An issue that is of importance in the development of the interfaces is the fact that particular attention needs to be dedicated to the overall goal of the tools underdevelopment. Indeed, also in the case of the interfaces, the different types of software, data management and application technology servers can offer vulnerabilities and must be adequately selected, protected and controlled.

These two aspects lead to the consideration that the designer of an offline tool can be relatively free to generate complex and articulated interfaces relaying on the ability and expertise of the users. At the same time, the selection of the IT means and architectures has to be very carefully assessed before implementation.

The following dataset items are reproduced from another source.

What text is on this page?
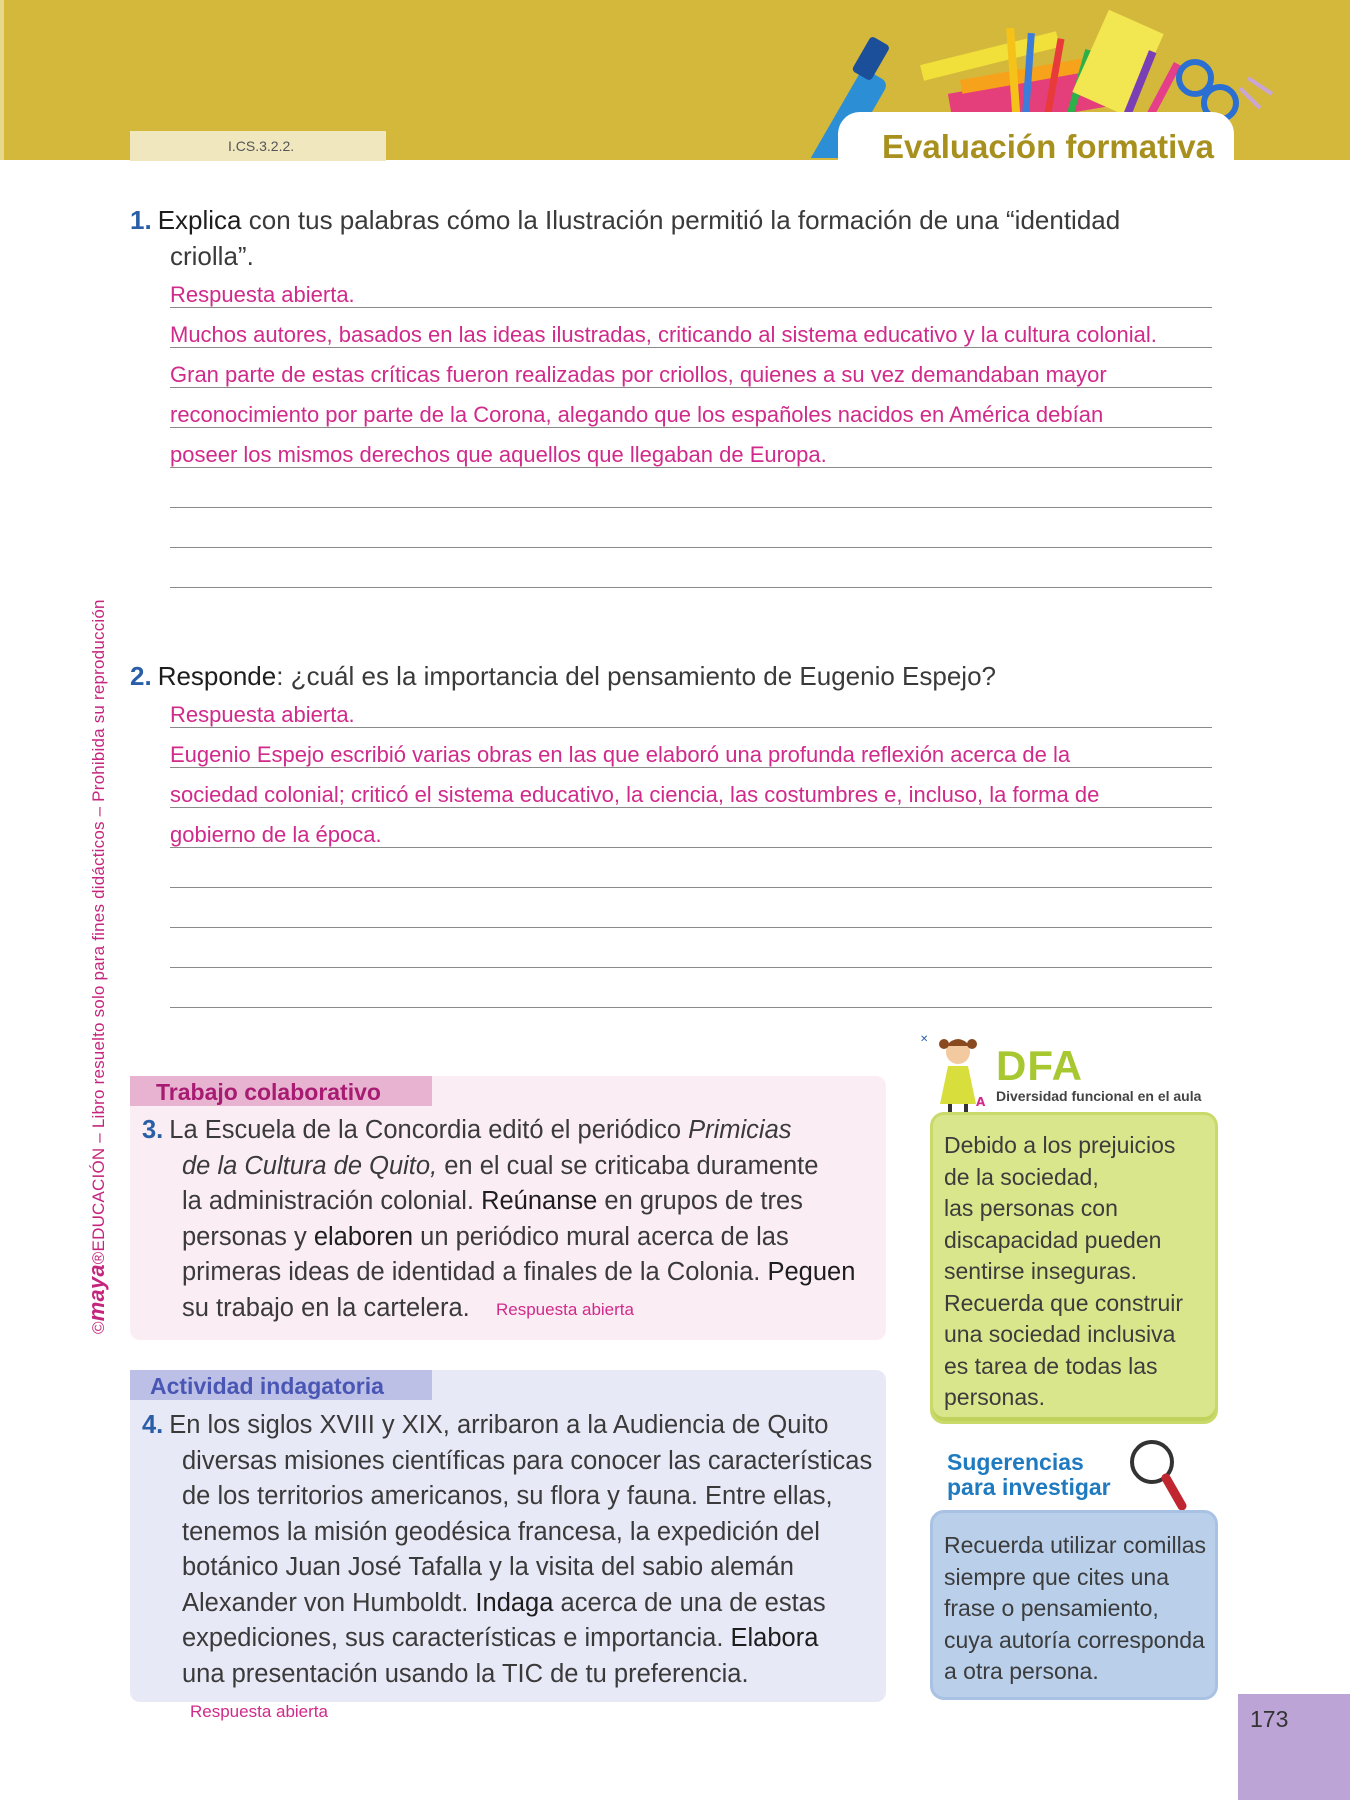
I.CS.3.2.2.	Evaluación formativa
©maya®EDUCACIÓN – Libro resuelto solo para fines didácticos – Prohibida su reproducción
1. Explica con tus palabras cómo la Ilustración permitió la formación de una “identidad
criolla”.
Respuesta abierta.
Muchos autores, basados en las ideas ilustradas, criticando al sistema educativo y la cultura colonial.
Gran parte de estas críticas fueron realizadas por criollos, quienes a su vez demandaban mayor
reconocimiento por parte de la Corona, alegando que los españoles nacidos en América debían
poseer los mismos derechos que aquellos que llegaban de Europa.
2. Responde: ¿cuál es la importancia del pensamiento de Eugenio Espejo?
Respuesta abierta.
Eugenio Espejo escribió varias obras en las que elaboró una profunda reflexión acerca de la
sociedad colonial; criticó el sistema educativo, la ciencia, las costumbres e, incluso, la forma de
gobierno de la época.
Trabajo colaborativo
3. La Escuela de la Concordia editó el periódico Primicias
de la Cultura de Quito, en el cual se criticaba duramente
la administración colonial. Reúnanse en grupos de tres
personas y elaboren un periódico mural acerca de las
primeras ideas de identidad a finales de la Colonia. Peguen
su trabajo en la cartelera.	Respuesta abierta
Actividad indagatoria
4. En los siglos XVIII y XIX, arribaron a la Audiencia de Quito
diversas misiones científicas para conocer las características
de los territorios americanos, su flora y fauna. Entre ellas,
tenemos la misión geodésica francesa, la expedición del
botánico Juan José Tafalla y la visita del sabio alemán
Alexander von Humboldt. Indaga acerca de una de estas
expediciones, sus características e importancia. Elabora
una presentación usando la TIC de tu preferencia.
Respuesta abierta
✕
A
DFA
Diversidad funcional en el aula
Debido a los prejuicios
de la sociedad,
las personas con
discapacidad pueden
sentirse inseguras.
Recuerda que construir
una sociedad inclusiva
es tarea de todas las
personas.
Sugerencias
para investigar
Recuerda utilizar comillas
siempre que cites una
frase o pensamiento,
cuya autoría corresponda
a otra persona.
173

This approach, however, does not avoid the implementation of the iterative process of assessment of the usability of the interfaces. In fact, once the designer has generated an interface with its information and means of actuation, even though complex and articulated, it is necessary to evaluate the way in which an expert user will make use of it and will exploit the various options and alternatives.

Consequently, on the one hand, it will be possible to develop complicated and articulated GUIs, as the users are experts and knowledgeable in the management of IT instruments. On the other side, the assessment of the most effective usage of the tools and the complete synchronization between designer and user can only be achieved through a detailed set of tests and experiments and iterations between designers and different types of users.

Only in this way, it is possible to avoid the risk of invalidation of the proposed methodology simply because of possible differences between designer setting and user expectations. Also, a more effective use of the offline instrument and a more accurate validation and possible adjustment of the instrument will be possible.

These steps of development are being performed in parallel with the development of the GUI and offline tools. In general, the overall methodology, including the online tools described above, will be further developed and proposed as innovative means of improvement for improving robustness and resilience of critical infrastructures.